Setting is divided into place, time and psychological. The different place setting of the using of language can make geographical dialect. Other aspect of setting is time. Time is divided into synchronic and diachronic. Synchronic time is defined as the time where the speaker is. In the other hand, diachronic time is defined setting time which is based on history. Psychological is something related with the psychology of the speaker or the hearer.
Participant is defined as anyone who is involved into the conversation. Role relation is related with who talk to whom in the social class (upper class, lower class, white collar, blue collar). Social class is divided based on wealth, education level, religion, and more. The next aspect of context is topic. Topic is simply said what they (speaker and hearer) are talking about. Situation is divided into formal (school, office, college) and informal. Values or norm connects to the rule of each culture. Every place in every country has its own values or norm and that is the important thing that we have to follow.
Participant inside the text titled I Always Sit Here behind You is Jack and the man. It can be seen from this part
When he was carried away with his reading, he felt a touch on the shoulder and a voice saying, “Good morning, excuse me for asking.” A bit surprised, Jack answered, “Surely”. The man from behind went on,
Meanwhile, the topic which they are talking is about Jack’s daily activity. it can be seen from this part;
No, no I’m sorry but you go to work in the same time every morning, in the same railway station. You sit in the same seat, and you read the same newspaper on the same articles first after another. Do you think that is interesting?”
The man feels curious about Jack is because every day he seat behind Jack but they never have a conversation. For the situation if the conversation is informal situation.
CHAPTER 4
CONCLUSION
The analysis of discourse is, necessarily, the analysis of language in use.That function which language serves in the expression of ‘content’ we will describe as transactional, and that function involved in expressing social relations and personal attitudes we will describe as interactional.

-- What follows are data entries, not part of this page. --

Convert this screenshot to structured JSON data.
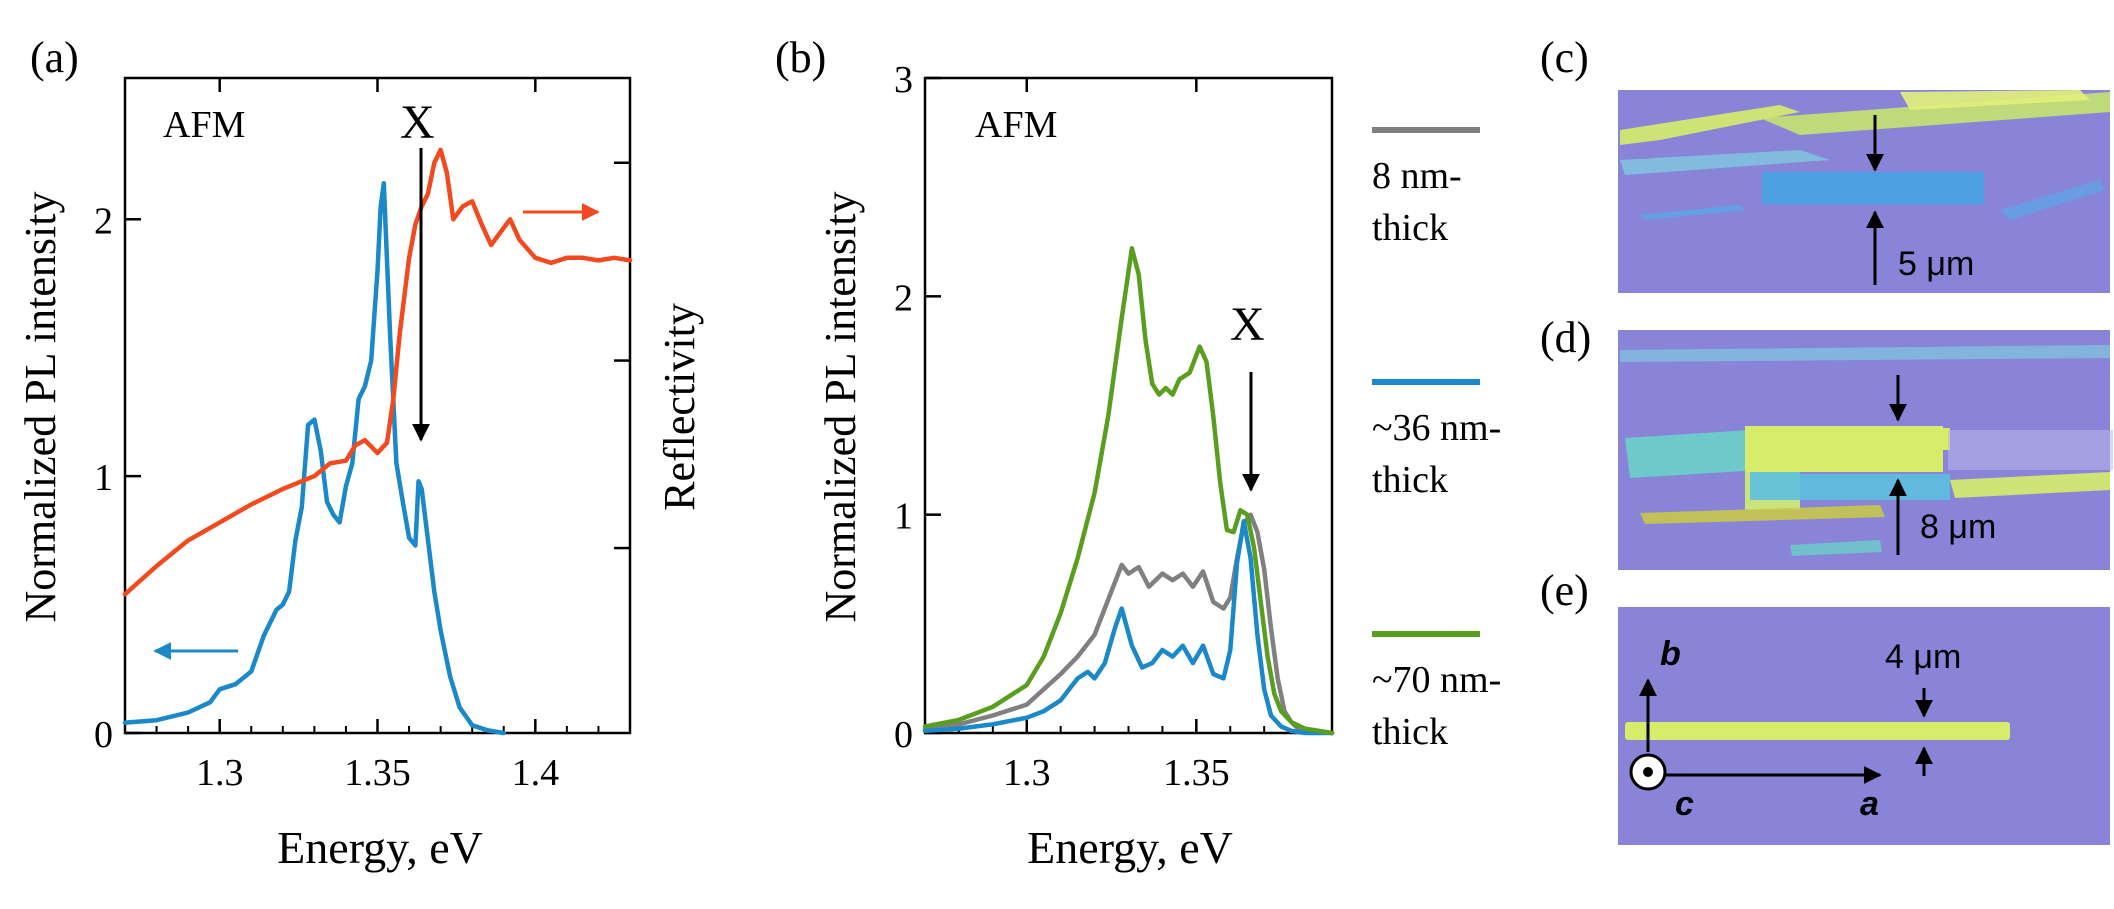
{
  "colors": {
    "blue": "#1a88c9",
    "orange": "#f24a1e",
    "gray": "#808080",
    "green": "#5a9e1f",
    "axis": "#000000",
    "substrate": "#8a84d9",
    "flake_yellow": "#d6ec6a",
    "flake_cyan": "#7fd3df",
    "flake_blue": "#4aa0e0"
  },
  "chart_data": [
    {
      "id": "a",
      "type": "line",
      "panel_label": "(a)",
      "annotation": "AFM",
      "exciton_label": "X",
      "ylabel_left": "Normalized PL intensity",
      "ylabel_right": "Reflectivity",
      "xlabel": "Energy, eV",
      "xlim": [
        1.27,
        1.43
      ],
      "ylim": [
        0,
        2.55
      ],
      "xticks": [
        1.3,
        1.35,
        1.4
      ],
      "xtick_labels": [
        "1.3",
        "1.35",
        "1.4"
      ],
      "yticks": [
        0,
        1,
        2
      ],
      "ytick_labels": [
        "0",
        "1",
        "2"
      ],
      "series": [
        {
          "name": "PL",
          "axis": "left",
          "color": "blue",
          "x": [
            1.27,
            1.28,
            1.29,
            1.297,
            1.3,
            1.305,
            1.31,
            1.314,
            1.318,
            1.32,
            1.322,
            1.324,
            1.326,
            1.328,
            1.33,
            1.332,
            1.334,
            1.336,
            1.338,
            1.34,
            1.342,
            1.344,
            1.346,
            1.348,
            1.35,
            1.351,
            1.352,
            1.354,
            1.356,
            1.358,
            1.36,
            1.362,
            1.363,
            1.364,
            1.366,
            1.368,
            1.37,
            1.373,
            1.376,
            1.38,
            1.385,
            1.39
          ],
          "y": [
            0.04,
            0.05,
            0.08,
            0.12,
            0.17,
            0.19,
            0.24,
            0.38,
            0.48,
            0.5,
            0.55,
            0.75,
            0.88,
            1.2,
            1.22,
            1.1,
            0.9,
            0.85,
            0.82,
            0.96,
            1.05,
            1.3,
            1.35,
            1.45,
            1.8,
            2.05,
            2.14,
            1.55,
            1.05,
            0.9,
            0.76,
            0.73,
            0.98,
            0.95,
            0.75,
            0.55,
            0.4,
            0.22,
            0.1,
            0.03,
            0.01,
            0.0
          ]
        },
        {
          "name": "Reflectivity",
          "axis": "right",
          "color": "orange",
          "x": [
            1.27,
            1.28,
            1.29,
            1.3,
            1.31,
            1.32,
            1.33,
            1.335,
            1.34,
            1.343,
            1.346,
            1.35,
            1.353,
            1.355,
            1.357,
            1.36,
            1.362,
            1.364,
            1.366,
            1.368,
            1.37,
            1.372,
            1.374,
            1.377,
            1.38,
            1.383,
            1.386,
            1.389,
            1.392,
            1.395,
            1.4,
            1.405,
            1.41,
            1.415,
            1.42,
            1.425,
            1.43
          ],
          "y": [
            0.54,
            0.65,
            0.75,
            0.82,
            0.89,
            0.95,
            1.0,
            1.05,
            1.06,
            1.12,
            1.14,
            1.09,
            1.13,
            1.3,
            1.55,
            1.85,
            1.98,
            2.05,
            2.1,
            2.22,
            2.27,
            2.18,
            2.0,
            2.05,
            2.07,
            1.98,
            1.9,
            1.95,
            2.0,
            1.92,
            1.85,
            1.83,
            1.85,
            1.85,
            1.84,
            1.85,
            1.84
          ]
        }
      ]
    },
    {
      "id": "b",
      "type": "line",
      "panel_label": "(b)",
      "annotation": "AFM",
      "exciton_label": "X",
      "ylabel": "Normalized PL intensity",
      "xlabel": "Energy, eV",
      "xlim": [
        1.27,
        1.39
      ],
      "ylim": [
        0,
        3
      ],
      "xticks": [
        1.3,
        1.35
      ],
      "xtick_labels": [
        "1.3",
        "1.35"
      ],
      "yticks": [
        0,
        1,
        2,
        3
      ],
      "ytick_labels": [
        "0",
        "1",
        "2",
        "3"
      ],
      "series": [
        {
          "name": "8 nm-thick",
          "legend": [
            "8 nm-",
            "thick"
          ],
          "color": "gray",
          "x": [
            1.27,
            1.28,
            1.29,
            1.3,
            1.305,
            1.31,
            1.315,
            1.32,
            1.325,
            1.328,
            1.33,
            1.333,
            1.336,
            1.34,
            1.343,
            1.346,
            1.349,
            1.352,
            1.355,
            1.358,
            1.36,
            1.362,
            1.364,
            1.366,
            1.368,
            1.37,
            1.372,
            1.374,
            1.376,
            1.378,
            1.38,
            1.385,
            1.39
          ],
          "y": [
            0.02,
            0.04,
            0.08,
            0.13,
            0.2,
            0.27,
            0.35,
            0.45,
            0.65,
            0.77,
            0.73,
            0.76,
            0.67,
            0.73,
            0.7,
            0.73,
            0.67,
            0.74,
            0.6,
            0.57,
            0.62,
            0.8,
            0.96,
            1.0,
            0.92,
            0.75,
            0.48,
            0.25,
            0.1,
            0.05,
            0.02,
            0.01,
            0.0
          ]
        },
        {
          "name": "~36 nm-thick",
          "legend": [
            "~36 nm-",
            "thick"
          ],
          "color": "blue",
          "x": [
            1.27,
            1.28,
            1.29,
            1.3,
            1.305,
            1.31,
            1.315,
            1.318,
            1.32,
            1.323,
            1.326,
            1.328,
            1.331,
            1.334,
            1.337,
            1.34,
            1.343,
            1.346,
            1.349,
            1.352,
            1.355,
            1.358,
            1.36,
            1.362,
            1.364,
            1.366,
            1.368,
            1.37,
            1.372,
            1.375,
            1.378,
            1.382,
            1.39
          ],
          "y": [
            0.01,
            0.02,
            0.04,
            0.07,
            0.1,
            0.15,
            0.25,
            0.28,
            0.25,
            0.32,
            0.48,
            0.57,
            0.4,
            0.3,
            0.32,
            0.38,
            0.35,
            0.4,
            0.32,
            0.4,
            0.27,
            0.25,
            0.38,
            0.78,
            0.97,
            0.8,
            0.45,
            0.2,
            0.08,
            0.03,
            0.01,
            0.0,
            0.0
          ]
        },
        {
          "name": "~70 nm-thick",
          "legend": [
            "~70 nm-",
            "thick"
          ],
          "color": "green",
          "x": [
            1.27,
            1.28,
            1.29,
            1.3,
            1.305,
            1.31,
            1.315,
            1.32,
            1.324,
            1.328,
            1.331,
            1.333,
            1.335,
            1.337,
            1.339,
            1.341,
            1.343,
            1.345,
            1.348,
            1.351,
            1.353,
            1.355,
            1.357,
            1.359,
            1.361,
            1.363,
            1.365,
            1.367,
            1.369,
            1.371,
            1.373,
            1.375,
            1.378,
            1.382,
            1.39
          ],
          "y": [
            0.03,
            0.06,
            0.12,
            0.22,
            0.35,
            0.55,
            0.8,
            1.1,
            1.45,
            1.9,
            2.22,
            2.1,
            1.8,
            1.6,
            1.55,
            1.58,
            1.55,
            1.62,
            1.65,
            1.77,
            1.7,
            1.45,
            1.15,
            0.93,
            0.92,
            1.02,
            1.0,
            0.85,
            0.6,
            0.35,
            0.18,
            0.1,
            0.05,
            0.02,
            0.0
          ]
        }
      ]
    }
  ],
  "images": [
    {
      "id": "c",
      "panel_label": "(c)",
      "scale_label": "5 μm"
    },
    {
      "id": "d",
      "panel_label": "(d)",
      "scale_label": "8 μm"
    },
    {
      "id": "e",
      "panel_label": "(e)",
      "scale_label": "4 μm",
      "axis_b": "b",
      "axis_c": "c",
      "axis_a": "a"
    }
  ]
}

Sentence is grammatically complete string of words expressing a complete thought (Hurford & Heasley, 1983:18). Sentence is neither a physical event nor a physical object. It is conceived abstractly, a string of word put together by grammatical rules of language. A sentence can be thought of as the ideal string of words behind various realizations in utterances and inscriptions (Hurford & Heasley, 1983:16). Simply said that a sentence at least consist of subject and predicate or formed by noun phrase and verb phrase. In the other hand, utterance is any stretch of talk, by one person, before and after which there is silence on the part of that person. An utterance is used by particular speaker, on a particular occasion, of a piece of language, such as sequence of sentences, or a single phrase, or even a single word (Hurford & Heasley, 1983:15). Simply said, utterance is speech with a complete thought. And of course utterance need context to make it easier to be understood.
Context is divided into several aspect such as setting (place, time, psychological), participant, role relation, social class, topic, situation, and values or norm.
BIBLIOGRAHPHY
James R.Hurfod, & Brendan Heasley (1983) ‘Semantic: a coursebook’ Cambridge University Press.
Gillian Brown & George Yule (1983) ‘Discourse Analysis’ Cambridge University Press.